Так я оказался по ту сторону официальности.
СБОРНИК «ЛЕПТА»
…В конце 1973-го внутренний голос мне подсказал: «Пора!» — и я стал собирать антологию ленинградской неподцензурной литературы. Я собирал, как собирают утварь ушедшей культуры. В антологию вошли повесть Рида Грачева «Адамчик», «Абсолютно счастливая деревня» Бориса Вахтина, повесть «Долгота дня» Андрея Арьева, рассказы Федора Чирскова, повесть Александра Севостьянова «Представление» и другие прекрасные вещи. Антология должна была спасти их от забвения.
…Позвонил Виктор Кривулин и сказал, что есть идея, сходная с моей. «Приходи на улицу Жуковского, 17. Там живет Юлия Вознесенская»…

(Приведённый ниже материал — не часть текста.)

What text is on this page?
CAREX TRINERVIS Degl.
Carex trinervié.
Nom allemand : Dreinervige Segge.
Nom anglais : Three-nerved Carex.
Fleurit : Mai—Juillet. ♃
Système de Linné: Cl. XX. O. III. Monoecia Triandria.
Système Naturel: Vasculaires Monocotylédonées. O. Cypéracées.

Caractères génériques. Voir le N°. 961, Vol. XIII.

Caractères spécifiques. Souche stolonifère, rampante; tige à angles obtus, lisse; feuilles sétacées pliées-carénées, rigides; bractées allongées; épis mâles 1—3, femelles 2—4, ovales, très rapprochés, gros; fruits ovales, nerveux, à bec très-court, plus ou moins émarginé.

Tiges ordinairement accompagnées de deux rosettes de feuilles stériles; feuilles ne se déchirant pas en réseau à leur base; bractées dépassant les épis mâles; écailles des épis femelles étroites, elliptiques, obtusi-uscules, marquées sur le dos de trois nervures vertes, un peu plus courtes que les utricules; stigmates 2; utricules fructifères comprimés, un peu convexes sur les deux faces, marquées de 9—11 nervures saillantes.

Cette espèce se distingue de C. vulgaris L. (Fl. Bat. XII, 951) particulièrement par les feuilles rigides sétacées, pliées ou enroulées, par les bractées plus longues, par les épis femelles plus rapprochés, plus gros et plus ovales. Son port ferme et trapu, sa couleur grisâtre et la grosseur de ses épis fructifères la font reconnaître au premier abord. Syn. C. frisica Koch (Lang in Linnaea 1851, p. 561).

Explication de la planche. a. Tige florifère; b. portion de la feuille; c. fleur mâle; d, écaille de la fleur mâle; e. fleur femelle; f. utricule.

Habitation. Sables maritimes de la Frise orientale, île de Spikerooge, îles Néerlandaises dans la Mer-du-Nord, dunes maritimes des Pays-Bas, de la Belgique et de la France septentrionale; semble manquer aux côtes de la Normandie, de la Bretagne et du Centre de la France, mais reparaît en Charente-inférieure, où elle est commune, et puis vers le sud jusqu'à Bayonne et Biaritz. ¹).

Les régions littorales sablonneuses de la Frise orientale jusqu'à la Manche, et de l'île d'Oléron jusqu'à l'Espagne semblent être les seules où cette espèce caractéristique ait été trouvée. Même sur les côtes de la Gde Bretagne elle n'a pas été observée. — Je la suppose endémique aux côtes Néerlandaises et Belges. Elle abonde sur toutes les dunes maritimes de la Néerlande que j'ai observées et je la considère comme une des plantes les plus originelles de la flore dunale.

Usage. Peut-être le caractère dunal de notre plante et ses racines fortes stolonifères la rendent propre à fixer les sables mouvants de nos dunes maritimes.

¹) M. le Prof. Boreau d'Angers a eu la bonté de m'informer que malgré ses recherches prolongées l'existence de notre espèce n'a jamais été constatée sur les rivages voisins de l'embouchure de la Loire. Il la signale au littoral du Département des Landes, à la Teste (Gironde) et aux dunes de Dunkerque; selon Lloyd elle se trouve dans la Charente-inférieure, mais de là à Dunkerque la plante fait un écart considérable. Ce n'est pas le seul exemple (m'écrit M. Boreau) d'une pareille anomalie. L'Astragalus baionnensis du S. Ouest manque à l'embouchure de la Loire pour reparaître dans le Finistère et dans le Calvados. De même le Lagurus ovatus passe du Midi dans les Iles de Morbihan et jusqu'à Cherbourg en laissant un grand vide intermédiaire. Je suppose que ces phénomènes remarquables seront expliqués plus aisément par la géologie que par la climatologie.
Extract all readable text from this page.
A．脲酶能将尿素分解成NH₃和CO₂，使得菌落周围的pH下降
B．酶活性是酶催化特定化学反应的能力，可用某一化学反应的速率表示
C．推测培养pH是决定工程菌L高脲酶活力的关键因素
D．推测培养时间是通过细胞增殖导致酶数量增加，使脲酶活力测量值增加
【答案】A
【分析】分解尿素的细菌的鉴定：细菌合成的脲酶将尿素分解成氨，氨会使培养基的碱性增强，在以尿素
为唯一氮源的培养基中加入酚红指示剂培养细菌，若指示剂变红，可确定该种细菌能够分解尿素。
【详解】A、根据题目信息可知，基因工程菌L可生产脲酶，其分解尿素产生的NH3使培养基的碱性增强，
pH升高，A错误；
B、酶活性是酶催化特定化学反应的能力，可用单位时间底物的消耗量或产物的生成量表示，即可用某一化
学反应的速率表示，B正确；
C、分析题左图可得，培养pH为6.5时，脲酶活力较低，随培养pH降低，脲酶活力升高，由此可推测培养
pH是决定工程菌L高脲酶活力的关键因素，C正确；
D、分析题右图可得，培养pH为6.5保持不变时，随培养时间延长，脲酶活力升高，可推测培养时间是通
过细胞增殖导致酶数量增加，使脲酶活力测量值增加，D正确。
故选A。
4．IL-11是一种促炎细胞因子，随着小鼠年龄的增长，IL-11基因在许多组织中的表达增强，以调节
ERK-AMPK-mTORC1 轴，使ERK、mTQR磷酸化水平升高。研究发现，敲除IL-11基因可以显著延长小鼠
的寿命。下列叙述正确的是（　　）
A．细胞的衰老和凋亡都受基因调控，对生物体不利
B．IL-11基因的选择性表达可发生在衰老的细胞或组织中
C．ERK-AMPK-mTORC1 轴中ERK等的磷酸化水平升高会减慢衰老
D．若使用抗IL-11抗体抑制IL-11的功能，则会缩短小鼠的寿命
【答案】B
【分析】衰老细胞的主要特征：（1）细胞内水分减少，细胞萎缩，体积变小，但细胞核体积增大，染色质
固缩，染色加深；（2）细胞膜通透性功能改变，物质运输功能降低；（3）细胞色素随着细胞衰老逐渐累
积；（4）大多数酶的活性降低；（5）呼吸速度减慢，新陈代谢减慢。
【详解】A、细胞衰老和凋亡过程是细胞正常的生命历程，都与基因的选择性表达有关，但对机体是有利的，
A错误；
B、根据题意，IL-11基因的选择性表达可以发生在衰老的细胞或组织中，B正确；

Юлию я не знал, а с Кривулиным познакомился недавно в доме братьев Ивановых — Константина и Михаила. Кривулин на прощание подарил отпечатанную на желтой бумаге подборку своих последних стихов — это был знаменитый цикл «Музыкальные инструменты в песке и снеге».
Тогда стихи меня озадачили. Я не понимал их смыслового устройства. И стал их разбирать, как разбирает дилетант часовой механизм. Где-то и сейчас в бумагах должны сохраняться желтые листки с моими пометками, недоумениями, догадками. Теорему месяца через два решил. Оказалось, что в стихотворении «Я Тютчева спрошу, в какое море гонит…» авторское «Я» невозможно локализовать. «Я» обращается в «Мы», «Мы» в «Ты», образуя коллективно-персоналистическое авторское целое.
Я уже знал, что в сложностях речи больших поэтов таятся криптограммы переживаемого времени. Так я понял, когда в руки попал диалог «Горбунов и Горчаков» И. Бродского, что духовный мир шестидесятников рухнул. В стихах Кривулина я почувствовал совершенно иное: начало нового время — и его духовные императивы.
При следующей встрече я рассказал поэту о том, что составляю антологию неофициальной петербургской литературы. И если раздел прозы уже составлен, то для раздела поэзии ничем не располагаю, кроме стихов Горбовского, Бродского, Бобышева. И вот звонок. Я понял, что имел в виду Виктор, когда говорил об идее, близкой к моей: кто-то собирает поэтические тексты.